If you want raw JSON, show raw JSON in examples — not JSON in a code fence. Models mirror example formatting exactly.
Use the same input/output delimiters (<input>/<output> or Human:/Assistant:) in every example without variation.
You need to build a few-shot example set for a job posting classifier. The output JSON must include: title (string), department (one of: engineering, marketing, sales, operations, hr), seniority (junior|mid|senior|lead|executive), remote_eligible (boolean), salary_range_usd (object with min and max integers, or null if not disclosed).
In February 2024, a Canadian court ruled against Air Canada after its AI chatbot gave a passenger incorrect information about bereavement fare policies. The system had no structured output validation layer — the chatbot's response was free text that contradicted the airline's own policy documents, with no mechanism to catch the discrepancy. The court held Air Canada liable. The case became a canonical example of what happens when LLM outputs reach users without a validation and grounding layer.
Every production pipeline that uses LLM-generated structured output needs three components between the model response and downstream consumption: a parse attempt, a schema validation step, and a retry or fallback handler. None of these is optional in production.
The parse attempt converts the raw string response to a native data structure. If this throws, you immediately know the output is structurally invalid — do not proceed. The schema validation step checks that required fields are present, types match, and enum values are within bounds. A response can parse successfully but still fail schema validation (e.g., a string where an integer is required). The retry handler decides what to do on failure: retry with an error message injected into the conversation, degrade to a simpler extraction, or surface a controlled error to the user.
Your extract_json_block() function should handle the most common contamination patterns before attempting JSON.parse: stripping Markdown code fences (```json ... ```), extracting the first { ... } or [ ... ] block via regex, and removing trailing commas before closing braces (which models produce under token pressure). These heuristics catch the majority of real-world contamination without a full retry.

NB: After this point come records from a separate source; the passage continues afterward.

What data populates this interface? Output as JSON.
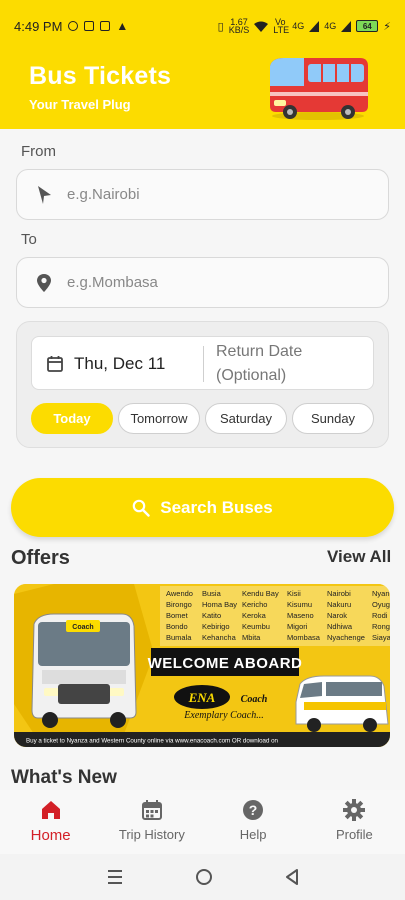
{
  "status_bar": {
    "time": "4:49 PM",
    "network_speed": "1.67\nKB/S",
    "network_labels": [
      "Vo LTE",
      "4G",
      "4G"
    ],
    "battery": "64"
  },
  "header": {
    "title": "Bus Tickets",
    "subtitle": "Your Travel Plug"
  },
  "from": {
    "label": "From",
    "placeholder": "e.g.Nairobi"
  },
  "to": {
    "label": "To",
    "placeholder": "e.g.Mombasa"
  },
  "dates": {
    "departure": "Thu, Dec 11",
    "return_placeholder": "Return Date (Optional)",
    "quick_options": [
      "Today",
      "Tomorrow",
      "Saturday",
      "Sunday"
    ],
    "selected_option": "Today"
  },
  "search_button": {
    "label": "Search Buses"
  },
  "offers": {
    "title": "Offers",
    "view_all": "View All"
  },
  "banner": {
    "brand": "ENA Coach",
    "tagline": "Exemplary Coach...",
    "headline": "WELCOME ABOARD",
    "bus_label": "Coach",
    "towns": [
      [
        "Awendo",
        "Busia",
        "Kendu Bay",
        "Kisii",
        "Nairobi",
        "Nyan"
      ],
      [
        "Birongo",
        "Homa Bay",
        "Kericho",
        "Kisumu",
        "Nakuru",
        "Oyug"
      ],
      [
        "Bomet",
        "Katito",
        "Keroka",
        "Maseno",
        "Narok",
        "Rodi"
      ],
      [
        "Bondo",
        "Kebirigo",
        "Keumbu",
        "Migori",
        "Ndhiwa",
        "Rong"
      ],
      [
        "Bumala",
        "Kehancha",
        "Mbita",
        "Mombasa",
        "Nyachenge",
        "Siaya"
      ]
    ],
    "footer_text": "Buy a ticket to Nyanza and Western County online via",
    "footer_site": "www.enacoach.com",
    "footer_or": "OR",
    "footer_download": "download on"
  },
  "whats_new": {
    "title": "What's New"
  },
  "bottom_nav": {
    "items": [
      {
        "label": "Home",
        "icon": "home-icon",
        "active": true
      },
      {
        "label": "Trip History",
        "icon": "calendar-icon",
        "active": false
      },
      {
        "label": "Help",
        "icon": "help-icon",
        "active": false
      },
      {
        "label": "Profile",
        "icon": "gear-icon",
        "active": false
      }
    ]
  },
  "colors": {
    "brand_yellow": "#fcdc00",
    "active_nav": "#d32027"
  }
}
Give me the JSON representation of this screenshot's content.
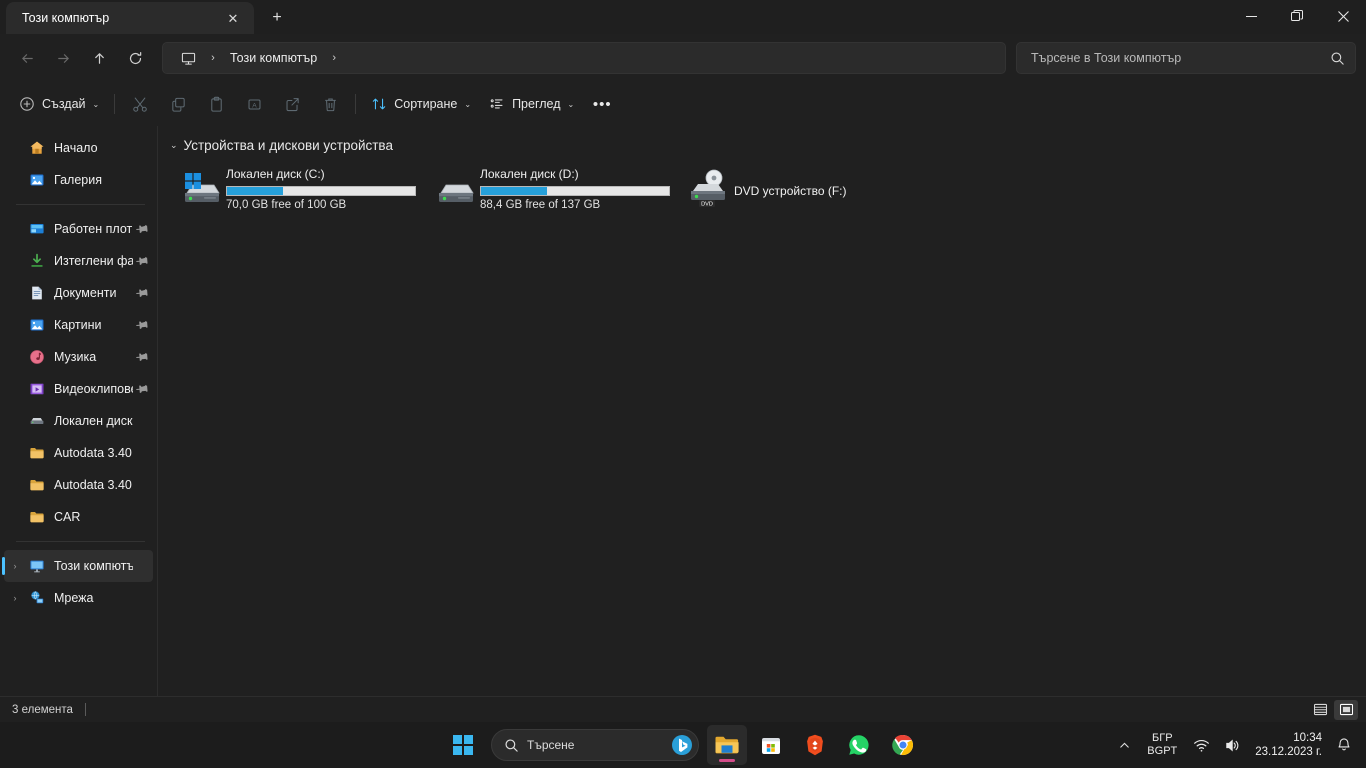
{
  "window": {
    "tab_title": "Този компютър",
    "close_tab_label": "✕",
    "new_tab_label": "+",
    "minimize_label": "—",
    "maximize_label": "❐",
    "close_label": "✕"
  },
  "nav": {
    "back_label": "←",
    "forward_label": "→",
    "up_label": "↑",
    "refresh_label": "⟳",
    "breadcrumb": "Този компютър",
    "breadcrumb_sep": "›",
    "search_placeholder": "Търсене в Този компютър"
  },
  "toolbar": {
    "new_label": "Създай",
    "cut_label": "Изрежи",
    "copy_label": "Копирай",
    "paste_label": "Постави",
    "rename_label": "Преименувай",
    "share_label": "Споделяне",
    "delete_label": "Изтрий",
    "sort_label": "Сортиране",
    "view_label": "Преглед",
    "more_label": "•••",
    "chevron": "⌄"
  },
  "sidebar": {
    "quick": [
      {
        "label": "Начало",
        "icon": "home-icon",
        "pinned": false
      },
      {
        "label": "Галерия",
        "icon": "gallery-icon",
        "pinned": false
      }
    ],
    "pinned": [
      {
        "label": "Работен плот",
        "icon": "desktop-icon",
        "pinned": true
      },
      {
        "label": "Изтеглени файлове",
        "icon": "downloads-icon",
        "pinned": true
      },
      {
        "label": "Документи",
        "icon": "documents-icon",
        "pinned": true
      },
      {
        "label": "Картини",
        "icon": "pictures-icon",
        "pinned": true
      },
      {
        "label": "Музика",
        "icon": "music-icon",
        "pinned": true
      },
      {
        "label": "Видеоклипове",
        "icon": "videos-icon",
        "pinned": true
      },
      {
        "label": "Локален диск (D:)",
        "icon": "drive-icon",
        "pinned": false
      },
      {
        "label": "Autodata 3.40",
        "icon": "folder-icon",
        "pinned": false
      },
      {
        "label": "Autodata 3.40",
        "icon": "folder-icon",
        "pinned": false
      },
      {
        "label": "CAR",
        "icon": "folder-icon",
        "pinned": false
      }
    ],
    "roots": [
      {
        "label": "Този компютър",
        "icon": "this-pc-icon",
        "selected": true
      },
      {
        "label": "Мрежа",
        "icon": "network-icon",
        "selected": false
      }
    ],
    "expander": "›"
  },
  "main": {
    "group_title": "Устройства и дискови устройства",
    "group_chevron": "⌄",
    "drives": [
      {
        "name": "Локален диск (C:)",
        "sub": "70,0 GB free of 100 GB",
        "fill_percent": 30,
        "icon": "hdd-windows-icon",
        "has_bar": true
      },
      {
        "name": "Локален диск (D:)",
        "sub": "88,4 GB free of 137 GB",
        "fill_percent": 35,
        "icon": "hdd-icon",
        "has_bar": true
      },
      {
        "name": "DVD устройство (F:)",
        "sub": "",
        "fill_percent": 0,
        "icon": "dvd-icon",
        "has_bar": false
      }
    ]
  },
  "status": {
    "item_count": "3 елемента",
    "view_details_label": "Подробни данни",
    "view_icons_label": "Големи икони"
  },
  "taskbar": {
    "start_label": "Старт",
    "search_text": "Търсене",
    "apps": [
      {
        "name": "file-explorer",
        "active": true
      },
      {
        "name": "microsoft-store",
        "active": false
      },
      {
        "name": "brave",
        "active": false
      },
      {
        "name": "whatsapp",
        "active": false
      },
      {
        "name": "chrome",
        "active": false
      }
    ],
    "tray": {
      "overflow": "⌃",
      "lang_top": "БГР",
      "lang_bottom": "BGPT",
      "time": "10:34",
      "date": "23.12.2023 г."
    }
  },
  "colors": {
    "accent": "#4cc2ff",
    "bar_fill": "#26a0da",
    "window_bg": "#202020",
    "taskbar_bg": "#1c1c1c"
  }
}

A naive retry — call the model again with the identical prompt — fails more than 30% of the time on the same error, because the model is not told what went wrong. A targeted retry injects the validation error into the conversation: "Your previous response failed JSON schema validation with error: 'required field status is missing.' Return only the corrected JSON object." This targeted approach converges in 1–2 retries for most structural errors.
Set a hard maximum of 2–3 retries. Beyond that, you are burning tokens on a structurally confused response that the prompt is not equipped to fix. At the retry ceiling, degrade gracefully: return a null result, queue the input for human review, or return the last parseable partial result with a confidence flag.

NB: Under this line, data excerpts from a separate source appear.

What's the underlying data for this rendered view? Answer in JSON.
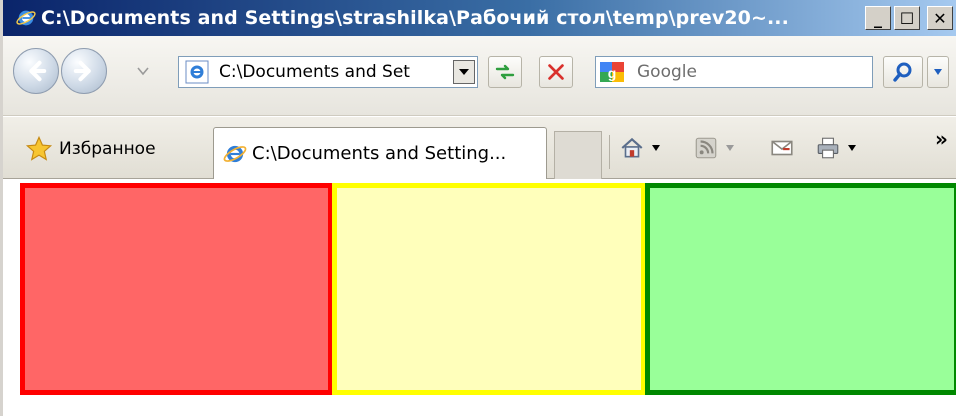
{
  "window": {
    "title": "C:\\Documents and Settings\\strashilka\\Рабочий стол\\temp\\prev20~...",
    "controls": {
      "minimize": "_",
      "maximize": "☐",
      "close": "✕"
    }
  },
  "navigation": {
    "address_value": "C:\\Documents and Set",
    "search_placeholder": "Google",
    "icons": [
      "back-icon",
      "forward-icon",
      "refresh-icon",
      "stop-icon",
      "search-icon"
    ]
  },
  "favorites_bar": {
    "favorites_label": "Избранное",
    "tab_label": "C:\\Documents and Setting...",
    "overflow": "»"
  },
  "content": {
    "boxes": [
      {
        "name": "red",
        "fill": "#ff6666",
        "border": "#ff0000"
      },
      {
        "name": "yellow",
        "fill": "#ffffbb",
        "border": "#ffff00"
      },
      {
        "name": "green",
        "fill": "#99ff99",
        "border": "#008800"
      }
    ]
  }
}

Log every parse failure and schema validation error to your observability stack. A baseline parse failure rate above 2% on a stable prompt indicates model update drift — the underlying model has changed in ways that affect your format. This is how teams first detected the GPT-3.5 "lazy" behavior change in January 2024, when format adherence dropped and users reported widespread issues within 48 hours.
Always inject the specific validation error into the retry prompt. Generic retries on the same prompt fail repeatedly.
Cap retries at 2–3. Beyond that, degrade — return null, queue for human review, or return a confidence-flagged partial result.
Apply regex heuristics before JSON.parse. Strip code fences and extract the first { } block. This handles the majority of real failures without a retry.
Log all parse and schema failures. A rate above 2% signals model drift — a silent model update has changed format adherence behavior.
You are building a medical appointment scheduling bot that extracts structured data from patient messages. A parse or schema failure cannot silently pass through — incorrect data could affect patient care. Design a validation and retry strategy that is both robust and cost-efficient.